Eckart Naumann: It’s important to bear in mind that AGOA is not an agreement, and nothing was negotiated and signed between the US and African beneficiary countries. Such arrangements would transition countries from receiving non-reciprocal preferences to something that is more permanent, is reciprocal (i.e. African countries would open their markets to US exporters, through preferential access) and likely extend far beyond trade in goods (and cover investment, trade in services, digital trade, standards, and other disciplines). There’s no compelling reason for countries to “negotiate” anything under AGOA but rather, could provide a unified voice on proposals for an AGOA extension, and likewise, focus on providing a more open environment for regional trade, which in turn can help build African value chains that are better suited to produce competitive goods for the US market. Customs unions have to negotiate trade agreements with other parties as a bloc, and there may at some point in future be a compelling case for countries (or customs blocs) to engage with the US with a view to concluding a reciprocal trade agreement, with the necessary checks and balances in place given African countries’ more vulnerable economic position in such a scenario.

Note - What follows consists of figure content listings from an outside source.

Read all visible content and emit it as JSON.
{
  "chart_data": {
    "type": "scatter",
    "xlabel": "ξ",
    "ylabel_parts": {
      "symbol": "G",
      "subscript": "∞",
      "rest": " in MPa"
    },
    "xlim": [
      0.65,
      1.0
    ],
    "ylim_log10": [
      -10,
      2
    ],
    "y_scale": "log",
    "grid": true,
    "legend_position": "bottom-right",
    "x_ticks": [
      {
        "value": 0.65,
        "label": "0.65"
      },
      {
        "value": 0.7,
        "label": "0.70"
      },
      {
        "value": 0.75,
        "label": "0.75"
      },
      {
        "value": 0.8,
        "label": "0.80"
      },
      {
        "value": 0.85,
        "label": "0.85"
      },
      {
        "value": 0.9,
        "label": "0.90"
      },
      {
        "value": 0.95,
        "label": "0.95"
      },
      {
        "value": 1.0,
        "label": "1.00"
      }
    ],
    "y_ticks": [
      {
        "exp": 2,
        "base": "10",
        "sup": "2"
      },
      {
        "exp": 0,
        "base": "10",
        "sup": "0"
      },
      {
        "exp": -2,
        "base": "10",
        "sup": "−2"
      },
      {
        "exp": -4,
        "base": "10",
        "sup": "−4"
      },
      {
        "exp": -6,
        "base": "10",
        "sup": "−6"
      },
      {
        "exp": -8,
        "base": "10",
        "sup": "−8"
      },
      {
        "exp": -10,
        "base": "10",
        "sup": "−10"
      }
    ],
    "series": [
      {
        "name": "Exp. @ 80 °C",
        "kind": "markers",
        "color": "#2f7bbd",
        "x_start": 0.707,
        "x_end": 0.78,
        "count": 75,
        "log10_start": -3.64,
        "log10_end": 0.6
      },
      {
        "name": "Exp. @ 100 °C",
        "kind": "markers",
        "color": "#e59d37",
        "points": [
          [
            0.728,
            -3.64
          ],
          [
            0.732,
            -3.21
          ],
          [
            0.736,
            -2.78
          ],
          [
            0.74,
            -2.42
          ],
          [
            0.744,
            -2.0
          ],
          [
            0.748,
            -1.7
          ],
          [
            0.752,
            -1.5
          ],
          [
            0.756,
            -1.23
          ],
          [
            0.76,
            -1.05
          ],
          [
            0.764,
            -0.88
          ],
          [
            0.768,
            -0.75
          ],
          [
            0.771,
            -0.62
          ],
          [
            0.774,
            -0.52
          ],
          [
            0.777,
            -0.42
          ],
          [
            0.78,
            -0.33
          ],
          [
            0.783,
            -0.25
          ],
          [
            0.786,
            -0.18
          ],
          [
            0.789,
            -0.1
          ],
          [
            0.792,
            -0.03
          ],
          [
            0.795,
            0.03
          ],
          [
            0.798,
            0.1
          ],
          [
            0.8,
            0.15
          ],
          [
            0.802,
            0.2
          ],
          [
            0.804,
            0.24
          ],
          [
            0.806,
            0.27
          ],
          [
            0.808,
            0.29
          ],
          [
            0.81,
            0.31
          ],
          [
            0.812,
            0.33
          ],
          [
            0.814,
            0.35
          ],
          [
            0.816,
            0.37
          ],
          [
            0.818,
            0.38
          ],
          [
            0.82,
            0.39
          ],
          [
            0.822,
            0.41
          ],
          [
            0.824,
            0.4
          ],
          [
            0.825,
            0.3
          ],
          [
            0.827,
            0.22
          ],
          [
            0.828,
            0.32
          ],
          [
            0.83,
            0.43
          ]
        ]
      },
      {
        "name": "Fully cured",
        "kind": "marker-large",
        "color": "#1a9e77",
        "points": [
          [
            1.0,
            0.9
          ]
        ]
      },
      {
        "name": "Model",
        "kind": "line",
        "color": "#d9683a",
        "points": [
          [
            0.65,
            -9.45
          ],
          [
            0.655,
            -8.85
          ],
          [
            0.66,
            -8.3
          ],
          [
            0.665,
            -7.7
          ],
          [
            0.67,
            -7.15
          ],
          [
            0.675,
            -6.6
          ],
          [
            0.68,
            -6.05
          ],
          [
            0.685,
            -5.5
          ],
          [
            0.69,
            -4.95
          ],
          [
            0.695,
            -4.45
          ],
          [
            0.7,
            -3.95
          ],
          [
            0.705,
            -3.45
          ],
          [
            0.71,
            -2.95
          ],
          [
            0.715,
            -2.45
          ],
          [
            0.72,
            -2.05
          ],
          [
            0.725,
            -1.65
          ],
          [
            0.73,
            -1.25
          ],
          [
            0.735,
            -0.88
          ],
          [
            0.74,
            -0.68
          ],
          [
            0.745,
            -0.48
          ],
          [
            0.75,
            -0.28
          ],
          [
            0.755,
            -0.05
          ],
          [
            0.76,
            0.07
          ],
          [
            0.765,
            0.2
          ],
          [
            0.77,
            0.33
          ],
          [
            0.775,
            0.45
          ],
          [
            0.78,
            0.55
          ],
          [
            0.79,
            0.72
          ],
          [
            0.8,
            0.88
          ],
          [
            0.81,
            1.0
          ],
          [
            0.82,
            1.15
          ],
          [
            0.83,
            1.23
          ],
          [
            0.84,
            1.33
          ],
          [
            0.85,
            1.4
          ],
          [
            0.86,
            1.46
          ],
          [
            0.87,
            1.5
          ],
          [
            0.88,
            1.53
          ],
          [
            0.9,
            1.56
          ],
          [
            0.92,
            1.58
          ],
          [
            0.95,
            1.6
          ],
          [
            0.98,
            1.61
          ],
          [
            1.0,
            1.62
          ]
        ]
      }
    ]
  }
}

Beru Lilako: How can the AfCFTA collaborate with AGOA going forward?
Eckart Naumann: The United States Trade Representative (USTR) signed a Memorandum of Understanding with the AfCFTA Secretariat on the sidelines of the US-Africa Business Forum late in 2022. It is facilitating closer cooperation on trade and investment and includes an annual high-level engagement between the US and the AfCFTA Secretariat. It also includes technical working groups that will engage on fostering a closer working relationship between the parties. With respect to linking AGOA with the AfCFTA, one proposal on the table currently is that AGOA should allow goods and materials produced in non-AGOA countries on the African continent – those that have ratified the AfCFTA – to count as originating content when exported to the US from an AGOA beneficiary country. This would be subject to conditions, such as the country having to meet AGOA’s eligibility standards. However, this would potentially facilitate greater intra-regional trade, whereby – to use a simple example – a South African automotive manufacturer and exporter could source certain auto components from a producer in Morocco, and count these as qualifying local content for purposes of meeting AGOA’s rules of origin requirements. Such an arrangement supports the formation of intra-African value chains while also still offering the final product duty-free access to the US market.
Beru Lilako: Any parting words?
Eckart Naumann: The next few months are critical for a timely renewal of AGOA, but the chances of this happening are relatively good. Through AGOA, beneficiary countries face almost no tariff-based barriers in the US market. To better utilise this opportunity, though, the question isn’t about how can AGOA be improved but rather how can African countries better beneficiate their products, package and market their products internationally, navigate the US regulatory environment better, and how can African governments and the private sector contribute towards more efficient ports, customs procedures, logistics and services on the African continent, thereby helping make Africa’s products more competitive internationally.